Nellaiappar Temple (Tamil: நெல்லைஅப்பர் திருக்கோவில்) is one of the famous Shiva Temples situated at the heart of Tirunelveli, Tamil Nadu, India.

Origin[edit]

The temple of Swami Nellaiappar and Sri Kanthimathi Ambal is situated in the heart of the city. The river Tamirabharani referred to by poets as "Porunai" flows round the town. In the distant past the town was a bamboo forest; hence it was known in those days as "venuvanam". One of the famous temples in Tamil Nadu steeped in tradition and history and also known for its musical pillars and other brilliant sculptural splendours, this is one of the largest temples in South India. Siva is said to have been worshipped by Agastya in a bamboo grove and by Rama after having killed Mareecha some nine miles away at Manoor. There is also a shrine to Vishnu near the sanctum, signifying the belief that Nellai Govindan (Vishnu) visited Tirunelveli to officiate the divine marriage of Shiva and Kantimathi. A little to the south of Swami Nellaiappar Gopuram stands the Gopuram of Sri Kanthimathi Ambal temple. It was here, where composer Sri Muthuswami Dikshithar composed the carnatic song 'Sri Kanthimatheem' in Hemavathi ragam.

History[edit]

The Gopuram of Nellaiappar Temple

According to the puranas, both the Gopurams were built by Muluthukanda Rama Pandiyan and the other important parts of the temple were constructed by Nindraseer Nedumaran who reigned in the 7th century A.D. The mani mandapam with its famous musical pillar was built by Nindaraseer Nedumaran in the 7th century A.D. Originally the Nellaiappar and Kanthimathi temples were two independent structures with spaces in between. It was in 1647 A.D. that Thiru Vadamalaiappa Pillaiyan, a great devotee of Siva linked the two temples by building the "Chain mandapam". To the western portion of the chain mandapam is the flower garden that was set up in 1756 A.D. by Thiruvengadakrishna Mudaliar. In the centre of the Flower Garden is a square vasantha mandapm with 100 pillars. The Nandi mandapam is said to have been built by Sivanthiappa Nayak in 1654 A.D. The flag stand near the Nandi was set up in 1155 A.D.[1]

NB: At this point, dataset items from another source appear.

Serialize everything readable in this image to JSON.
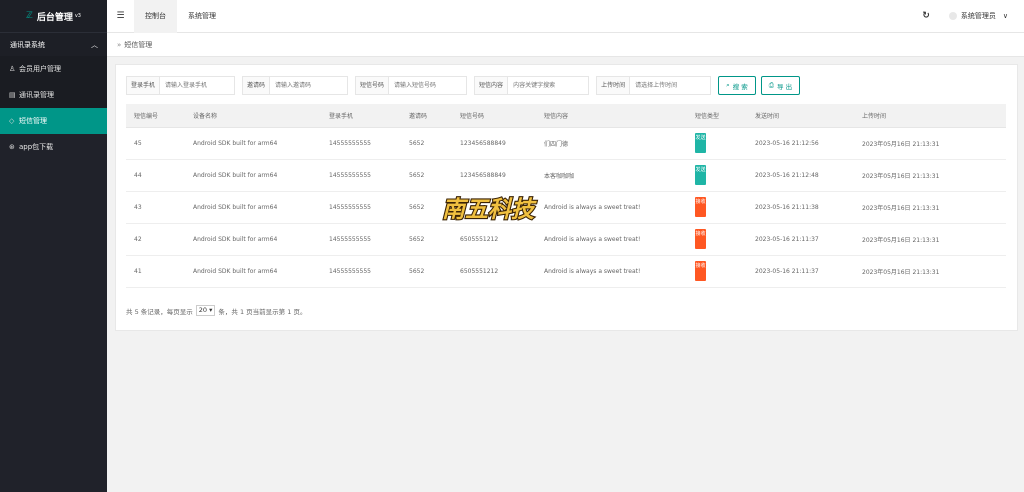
{
  "sidebar": {
    "app_title": "后台管理",
    "version": "v3",
    "group_label": "通讯录系统",
    "items": [
      {
        "label": "会员用户管理",
        "icon": "user-icon"
      },
      {
        "label": "通讯录管理",
        "icon": "contacts-icon"
      },
      {
        "label": "短信管理",
        "icon": "message-icon"
      },
      {
        "label": "app包下载",
        "icon": "download-icon"
      }
    ]
  },
  "header": {
    "tabs": [
      "控制台",
      "系统管理"
    ],
    "user_name": "系统管理员"
  },
  "breadcrumb": {
    "current": "短信管理"
  },
  "filters": [
    {
      "label": "登录手机",
      "placeholder": "请输入登录手机"
    },
    {
      "label": "邀请码",
      "placeholder": "请输入邀请码"
    },
    {
      "label": "短信号码",
      "placeholder": "请输入短信号码"
    },
    {
      "label": "短信内容",
      "placeholder": "内容关键字搜索"
    },
    {
      "label": "上传时间",
      "placeholder": "请选择上传时间"
    }
  ],
  "buttons": {
    "search": "搜 索",
    "export": "导 出"
  },
  "table": {
    "columns": [
      "短信编号",
      "设备名称",
      "登录手机",
      "邀请码",
      "短信号码",
      "短信内容",
      "短信类型",
      "发送时间",
      "上传时间"
    ],
    "rows": [
      {
        "id": "45",
        "device": "Android SDK built for arm64",
        "phone": "14555555555",
        "invite": "5652",
        "sms_number": "123456588849",
        "content": "们四门德",
        "type": "发送",
        "type_kind": "send",
        "send_time": "2023-05-16 21:12:56",
        "upload_time": "2023年05月16日 21:13:31"
      },
      {
        "id": "44",
        "device": "Android SDK built for arm64",
        "phone": "14555555555",
        "invite": "5652",
        "sms_number": "123456588849",
        "content": "本客咖咖咖",
        "type": "发送",
        "type_kind": "send",
        "send_time": "2023-05-16 21:12:48",
        "upload_time": "2023年05月16日 21:13:31"
      },
      {
        "id": "43",
        "device": "Android SDK built for arm64",
        "phone": "14555555555",
        "invite": "5652",
        "sms_number": "",
        "content": "Android is always a sweet treat!",
        "type": "接收",
        "type_kind": "recv",
        "send_time": "2023-05-16 21:11:38",
        "upload_time": "2023年05月16日 21:13:31"
      },
      {
        "id": "42",
        "device": "Android SDK built for arm64",
        "phone": "14555555555",
        "invite": "5652",
        "sms_number": "6505551212",
        "content": "Android is always a sweet treat!",
        "type": "接收",
        "type_kind": "recv",
        "send_time": "2023-05-16 21:11:37",
        "upload_time": "2023年05月16日 21:13:31"
      },
      {
        "id": "41",
        "device": "Android SDK built for arm64",
        "phone": "14555555555",
        "invite": "5652",
        "sms_number": "6505551212",
        "content": "Android is always a sweet treat!",
        "type": "接收",
        "type_kind": "recv",
        "send_time": "2023-05-16 21:11:37",
        "upload_time": "2023年05月16日 21:13:31"
      }
    ]
  },
  "pager": {
    "prefix": "共 5 条记录，每页显示",
    "page_size": "20",
    "suffix": "条，共 1 页当前显示第 1 页。"
  },
  "watermark_text": "南五科技",
  "colors": {
    "accent": "#009688",
    "send": "#1fb5a6",
    "recv": "#ff5722",
    "sidebar": "#20222a"
  }
}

There are a number of stone inscriptions in the temple. The most important of them are those Veerapandiyan who regained about 950 A.D. and those of Rajendran I and Kulothunga chola I. The inscriptions of Maravarma Sundara Pandiyan refer to the Lord as "Woodayar" and "Wodeyanayanar" and the Goddess as "Nachiar". From the inscriptions of Kulasekkara Pandiyan we learn that he defeated the Chera, Chola and Hoysala kings and built the outer walls of the temple with the war booty.[2]

Temple Architecture[edit]

Nellaiappar Temple car festival

Vast in area, this temple never ceases to surprise visitors for the wealth of detail it has to offer. The musical pillars in the Mani Mandapam which produce sound in various pitches when struck (7th century AD by Nindrasir Nedumaran or Koon Pandyan), the Somavara Mandapam, the 1000 pillared hall, and the Tamra sabha with intricate wood work, and the Vasantha Mandapam are some of the noteworthy points in this temple. Lifelike sculptures adorn several of the Mandapams in the temple, noteworthy ones being in the Sangili Mandapam which links the temples of Nellaiappar and Kantimathi in this vast temple complex.

Thaamira Ambalam[edit]

Thirunelveli also is one of the five places where Lord Shiva is said to have displayed his dance and all these places have stages/ ambalams. While Tirunelveli has the Thaamirai (Copper) Ambalam, the others are the Rathina Ambalam at Thiruvaalangadu (rathinam – ruby / red), the Chitra Ambalam at Courtallam (chitra – painting), the Velli Ambalam at Madurai Meenakshi Amman Temple (velli – silver) and the Pon (Gold) Ambalam at Thillai Nataraja Temple, Chidambaram.[3][4]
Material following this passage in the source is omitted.